The financial sector is undergoing one of the deepest transformations of the past decades, with cryptocurrencies and big data playing a key role in this process. While analytics previously relied mainly on reports from banks, payment systems, and aggregated statistics, the market today has access to a fundamentally new type of information: open transactions, liquidity flows, and financial metrics in real time. Blockchain has effectively become a global financial database where every transaction turns into a data point for analysis.
A telling fact: in 2025, stablecoins processed around $33 trillion in payments, while the Visa network handled about $15 trillion. This means that on-chain payment infrastructure is already processing nearly twice the transaction volume of the largest traditional networks, and it continues to grow by 30–50% annually, providing analysts with a new source of financial signals about capital flows, market participant behavior, and the formation of liquidity.
What Fintech Learned from BaaS - and Why CaaS Goes Further
The transition of fintech companies toward crypto infrastructure in many ways resembles the evolution the industry experienced several years ago with the emergence of the Banking-as-a-Service (BaaS) model. It allowed technology companies to build financial products on top of existing banking infrastructure without the need to obtain their own banking license.
The BaaS ecosystem is typically structured as a three-layer model: a licensed bank holds deposits and handles the regulatory framework, a BaaS platform provides APIs for working with accounts, payments, and KYC procedures, while the fintech company manages the client interface and shapes the overall user experience. This is the model used by well-known market players such as Solaris, Marqeta, Stripe, and Galileo Financial Technologies.
However, as the crypto economy grows, a new infrastructure model is gradually forming called Crypto-as-a-Service (CaaS). Unlike BaaS, it is built not around bank accounts but around blockchain networks and digital assets. Instead of connecting to traditional payment rails, companies gain access to cryptocurrency liquidity, trading instruments, global markets, and on-chain analytics.
In simple terms, if BaaS gave fintech companies banking functionality through APIs, CaaS opens access to global crypto liquidity and a new type of financial data that can be analyzed almost in real time.
For a deeper comparison, I selected two popular companies that provide solutions in the BaaS (Solaris) and CaaS (WhiteBIT) formats and analyzed them based on key parameters.
Why CFOs Are Reconsidering Banks in the Age of Crypto
Crypto are gradually moving beyond being merely an alternative asset class and are becoming an integral part of the modern financial system. The reason is quite pragmatic: they address key limitations of traditional infrastructure. This includes global 24/7 settlements without reliance on banking hours, transaction transparency, instant access to liquidity, and - especially important for analytics - vast amounts of public data. For the first time, the financial market has an environment where almost every capital movement can be tracked, aggregated, and analyzed in real time.
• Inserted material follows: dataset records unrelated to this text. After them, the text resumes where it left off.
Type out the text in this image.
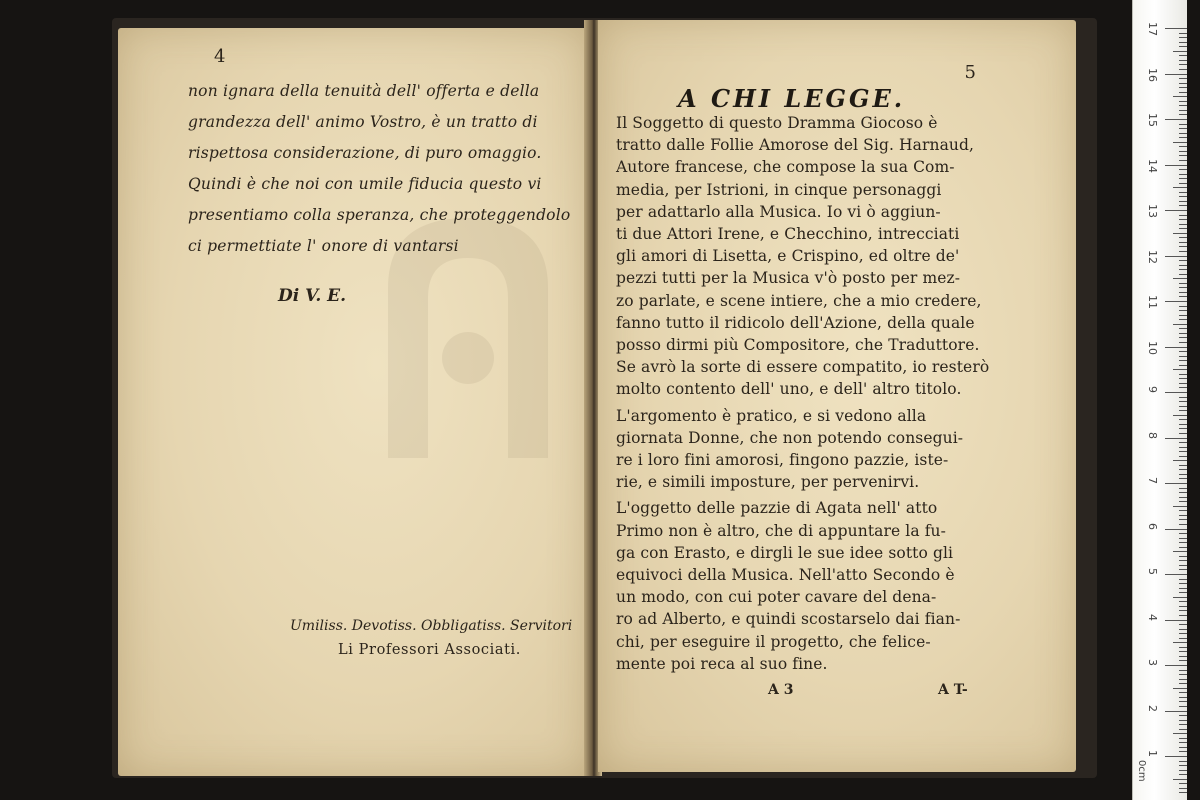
4
non ignara della tenuità dell' offerta e della
grandezza dell' animo Vostro, è un tratto di
rispettosa considerazione, di puro omaggio.
Quindi è che noi con umile fiducia questo vi
presentiamo colla speranza, che proteggendolo
ci permettiate l' onore di vantarsi
Di V. E.
Umiliss. Devotiss. Obbligatiss. Servitori
Li Professori Associati.
A CHI LEGGE.
5
Il Soggetto di questo Dramma Giocoso è
tratto dalle Follie Amorose del Sig. Harnaud,
Autore francese, che compose la sua Com-
media, per Istrioni, in cinque personaggi
per adattarlo alla Musica. Io vi ò aggiun-
ti due Attori Irene, e Checchino, intrecciati
gli amori di Lisetta, e Crispino, ed oltre de'
pezzi tutti per la Musica v'ò posto per mez-
zo parlate, e scene intiere, che a mio credere,
fanno tutto il ridicolo dell'Azione, della quale
posso dirmi più Compositore, che Traduttore.
Se avrò la sorte di essere compatito, io resterò
molto contento dell' uno, e dell' altro titolo.
L'argomento è pratico, e si vedono alla
giornata Donne, che non potendo consegui-
re i loro fini amorosi, fingono pazzie, iste-
rie, e simili imposture, per pervenirvi.
L'oggetto delle pazzie di Agata nell' atto
Primo non è altro, che di appuntare la fu-
ga con Erasto, e dirgli le sue idee sotto gli
equivoci della Musica. Nell'atto Secondo è
un modo, con cui poter cavare del dena-
ro ad Alberto, e quindi scostarselo dai fian-
chi, per eseguire il progetto, che felice-
mente poi reca al suo fine.
A 3	A T-
0cm
17
16
15
14
13
12
11
10
9
8
7
6
5
4
3
2
1
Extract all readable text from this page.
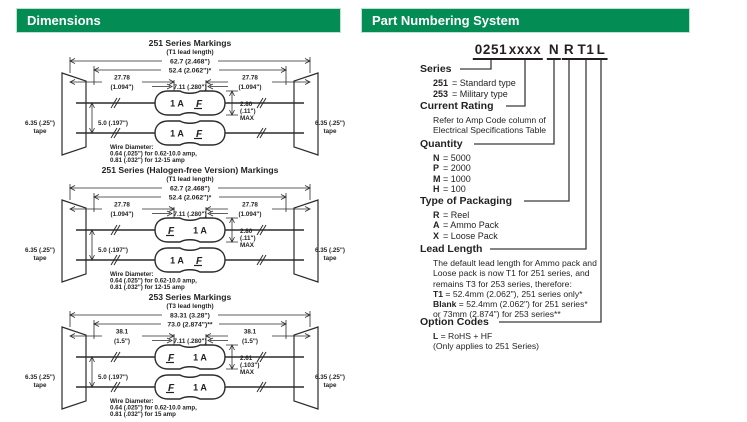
Dimensions
251 Series Markings
(T1 lead length)
62.7 (2.468")
52.4 (2.062")*
27.78
(1.094")
27.78
(1.094")
7.11 (.280")
1 A F	2.80
(.11")
MAX
5.0 (.197")
1 A F
6.35 (.25")
tape
6.35 (.25")
tape
Wire Diameter:
0.64 (.025") for 0.62-10.0 amp,
0.81 (.032") for 12-15 amp
251 Series (Halogen-free Version) Markings
(T1 lead length)
62.7 (2.468")
52.4 (2.062")*
27.78
(1.094")
27.78
(1.094")
7.11 (.280")
F 1 A	2.80
(.11")
MAX
5.0 (.197")
1 A F
6.35 (.25")
tape
6.35 (.25")
tape
Wire Diameter:
0.64 (.025") for 0.62-10.0 amp,
0.81 (.032") for 12-15 amp
253 Series Markings
(T3 lead length)
83.31 (3.28")
73.0 (2.874")**
38.1
(1.5")
38.1
(1.5")
7.11 (.280")
F 1 A	2.61
(.103")
MAX
5.0 (.197")
F 1 A
6.35 (.25")
tape
6.35 (.25")
tape
Wire Diameter:
0.64 (.025") for 0.62-10.0 amp,
0.81 (.032") for 15 amp
Part Numbering System
0251 xxxx N R T1 L
Series
251 = Standard type
253 = Military type
Current Rating
Refer to Amp Code column of
Electrical Specifications Table
Quantity
N = 5000
P = 2000
M = 1000
H = 100
Type of Packaging
R = Reel
A = Ammo Pack
X = Loose Pack
Lead Length
The default lead length for Ammo pack and
Loose pack is now T1 for 251 series, and
remains T3 for 253 series, therefore:
T1 = 52.4mm (2.062"), 251 series only*
Blank = 52.4mm (2.062") for 251 series*
or 73mm (2.874") for 253 series**
Option Codes
L = RoHS + HF
(Only applies to 251 Series)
Against this backdrop, venture investors and CFOs are increasingly facing a strategic rather than tactical question: which infrastructure can deliver higher business volumes and liquidity - traditional banking models or CaaS integration? While the answer once clearly favored banks, today market indicators and the rapid growth of the crypto economy are shifting the balance increasingly toward crypto infrastructure.
In this context, CaaS is not merely a technological solution but a direct gateway to global markets. Through APIs, companies gain access to crypto liquidity, can integrate trading tools, and launch new revenue streams - from trading and custodial services to lending. At the same time, the core value runs deeper: alongside liquidity, businesses gain access to capital flow data that was previously either closed or heavily aggregated.
For analysts, this creates a fundamentally new level of financial intelligence. Tracking large-wallet movements, analyzing liquidity dynamics, and identifying correlations between different markets become not hypotheses but tools for daily operations. As a result, CaaS transforms not only companies' operational models but also their approach to financial decision-making, where data ceases to be a lagging indicator and becomes a source of competitive advantage.
The conclusion is clear:
the future of finance lies at the intersection of data, infrastructure, and crypto markets. Today, the financial sector is undergoing a transformation from a traditional model - where analytics relied solely on banking data - toward a hybrid system that integrates fiat rails with the blockchain ecosystem.
If BaaS has turned banks into infrastructure by providing companies with tools to manage fiat payments and accounts, CaaS takes this infrastructure to the next level, making the crypto market a source of liquidity, instant settlements, and transparent data. Together, they create a comprehensive financial ecosystem where analytics, speed, and access to global capital flows become the key drivers of growth and strategic decision-making.